Apple関連メディアの9to5Macによると、ミラフロール氏の親族たちは白色のバンに5人で乗っていたところ、山火事に遭遇したそうです。しかし、この地域では携帯電話のモバイルネットワークが圏外であったため、誰も外部に助けを求めることができなかった模様。しかし、幸運なことにバンに乗っていた中のひとりがiPhone 14を持っていたため、緊急サービスへ通報することができたそうです。

iPhoneの緊急SOSは、iPhone 8以降の端末の場合はサイドボタンと音量ボタンのいずれかを同時に数秒間押し続け、その後、画面中央にある「緊急SOS」を右方向にスワイプすることで利用可能。iPhone 7以前の端末の場合、サイドボタンあるいはトップボタンを素早く5回連続で押し、表示される「緊急SOS」を右方向にスワイプすればOKです。



iPhoneが衛星通信に接続するまで状況についていくつかの質問が行われ、これに回答するには数分かかる可能性があるとのこと。その後、すべての情報が中継センターに送信され、そこで専門家がユーザーに代わって緊急サービスに助けを求めることとなるそうです。記録全体をユーザーの緊急連絡先と共有することも可能で、今回のケースではまさにそれが起こった模様。

実際、ミラフロール氏のXでの投稿に添付されているスクリーンショットでは、情報がどのように中継センターに送信されたのかがよくわかります。

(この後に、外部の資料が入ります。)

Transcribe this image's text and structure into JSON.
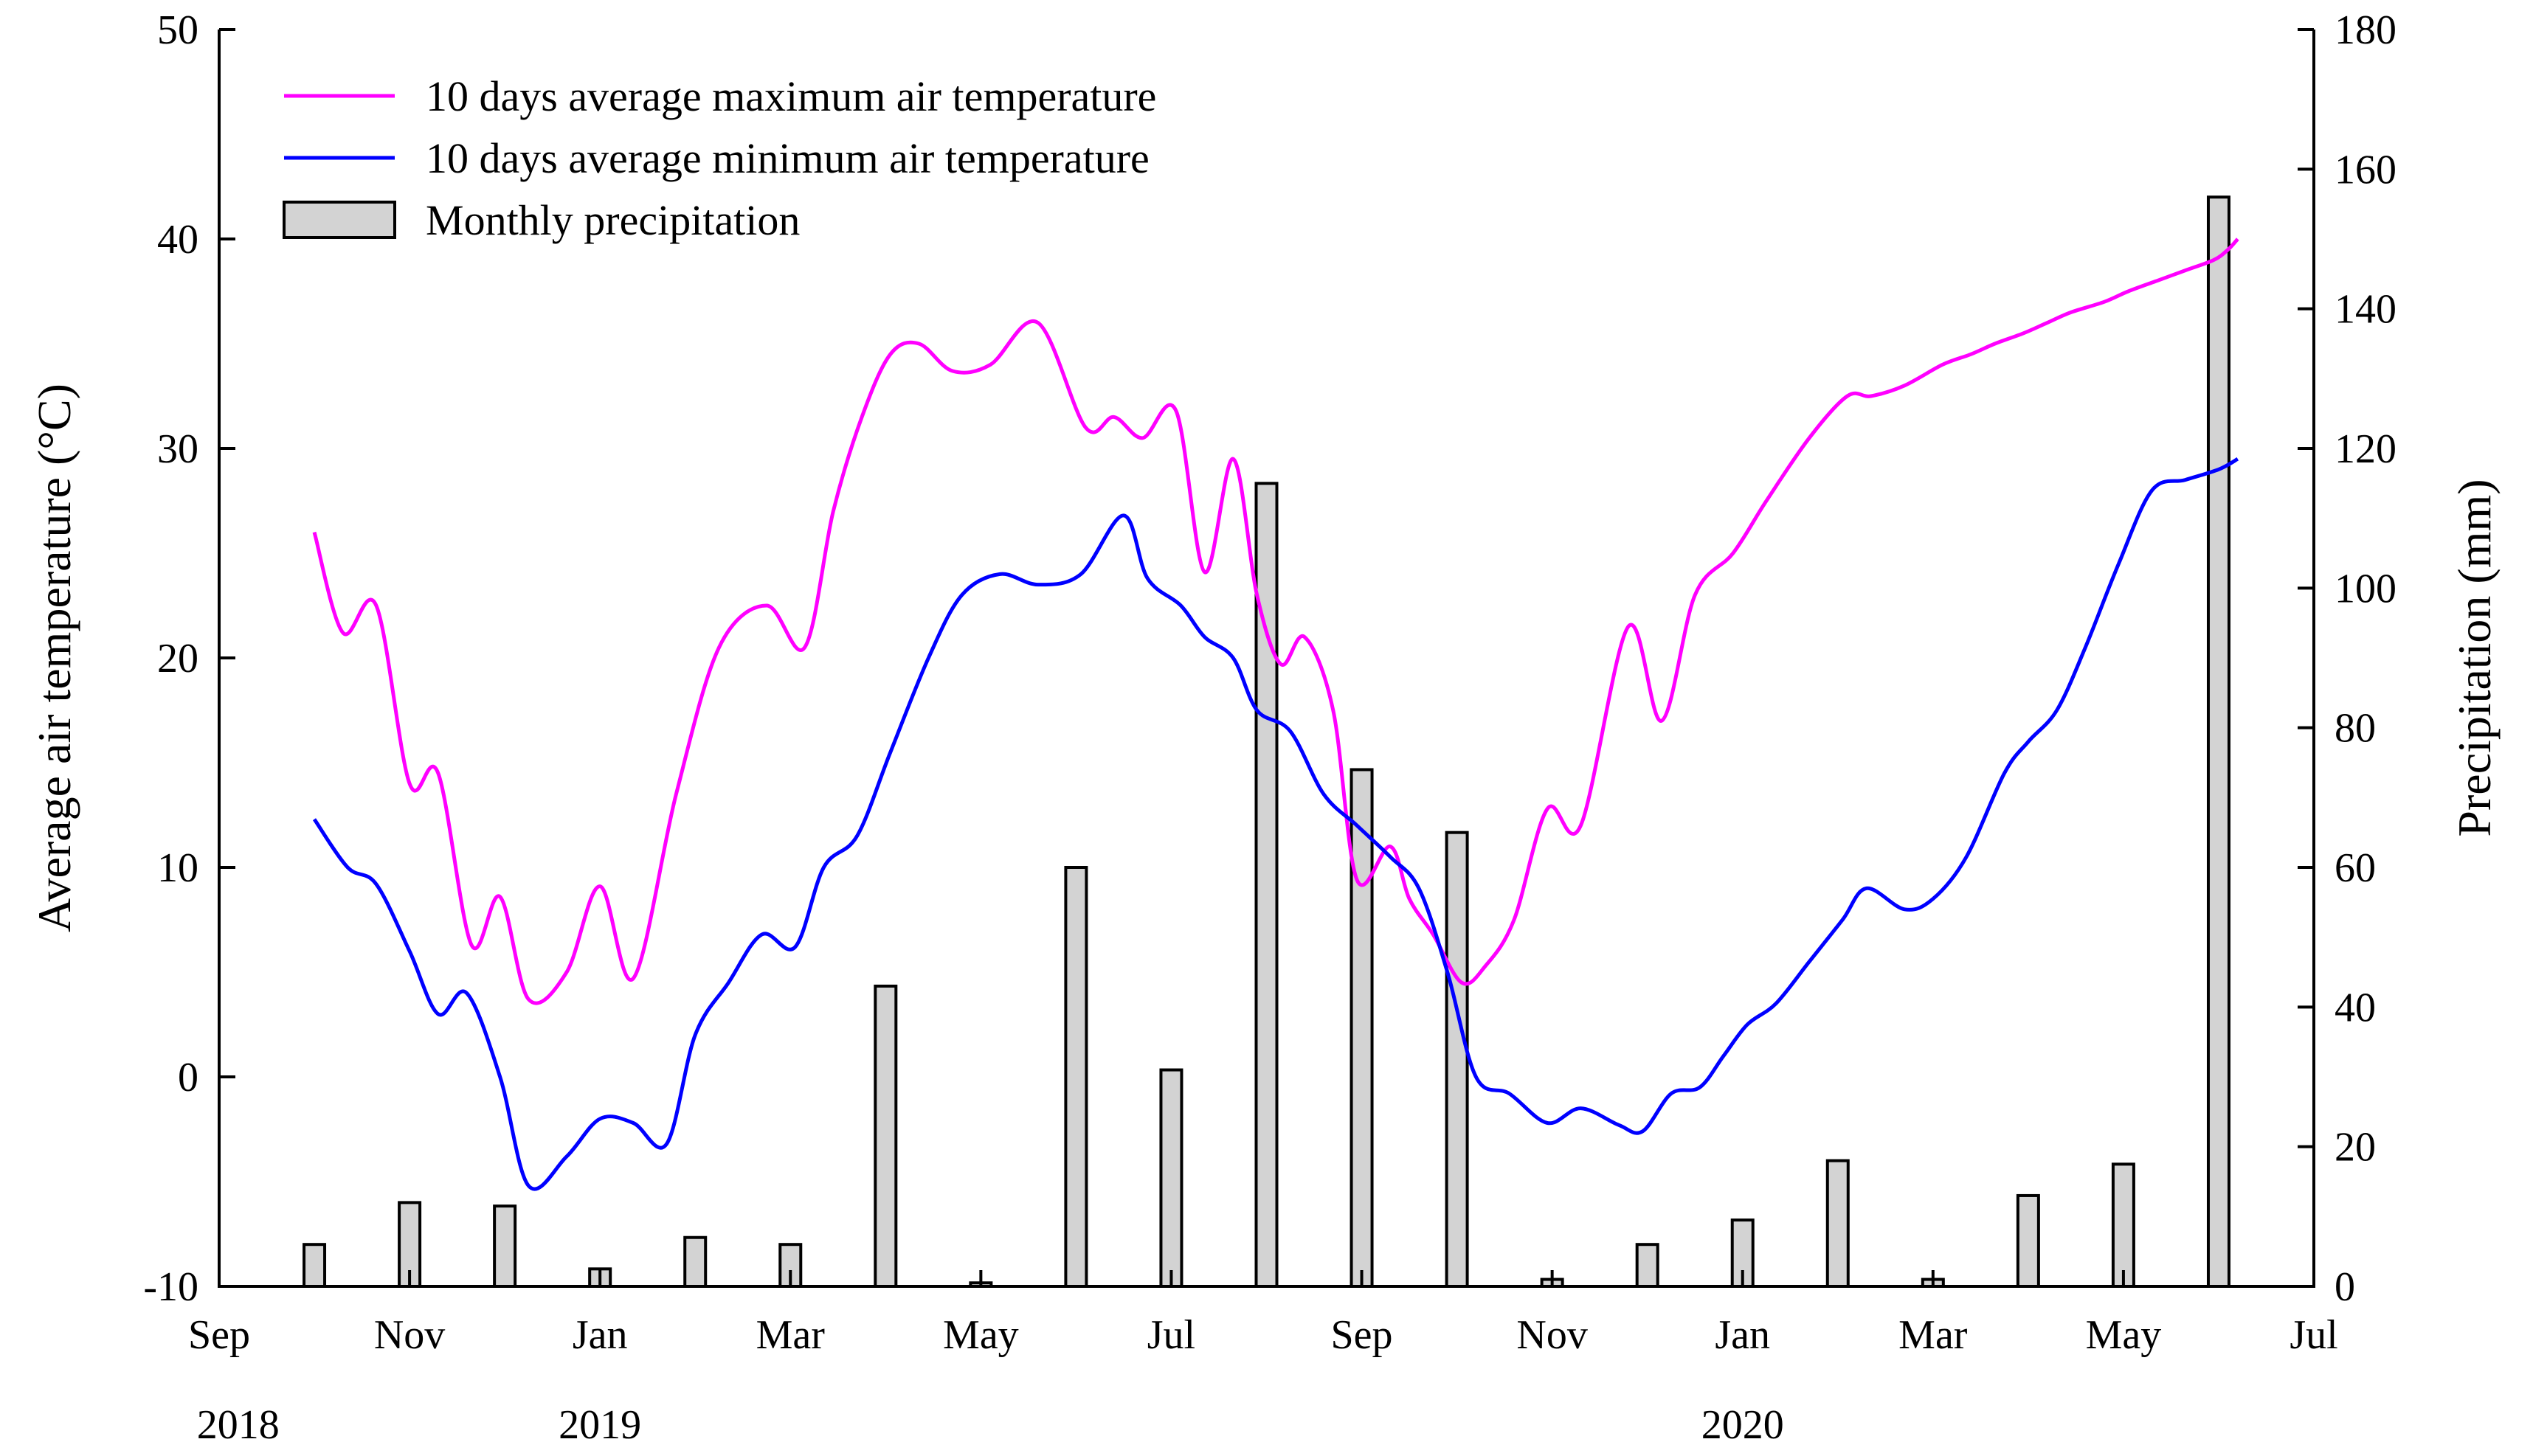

なお、ミラフロール氏の親族は救助要請から約30分ほどで山火事から救出してもらうことに成功しています。

iPhone 14の衛星通信を利用した緊急SOS機能は、捜索救助隊から「ゲームチェンジャー」と呼ばれ、多くのヘリコプター救助にも貢献していると報じられています。

なお、衛星通信を利用した緊急SOS機能は記事作成時点ではアメリカ、カナダ、イギリス、フランス、ドイツ、アイルランド、オーストリア、ベルギー、イタリア、ルクセンブルク、オランダ、ポルトガルといった国と地域で利用可能です。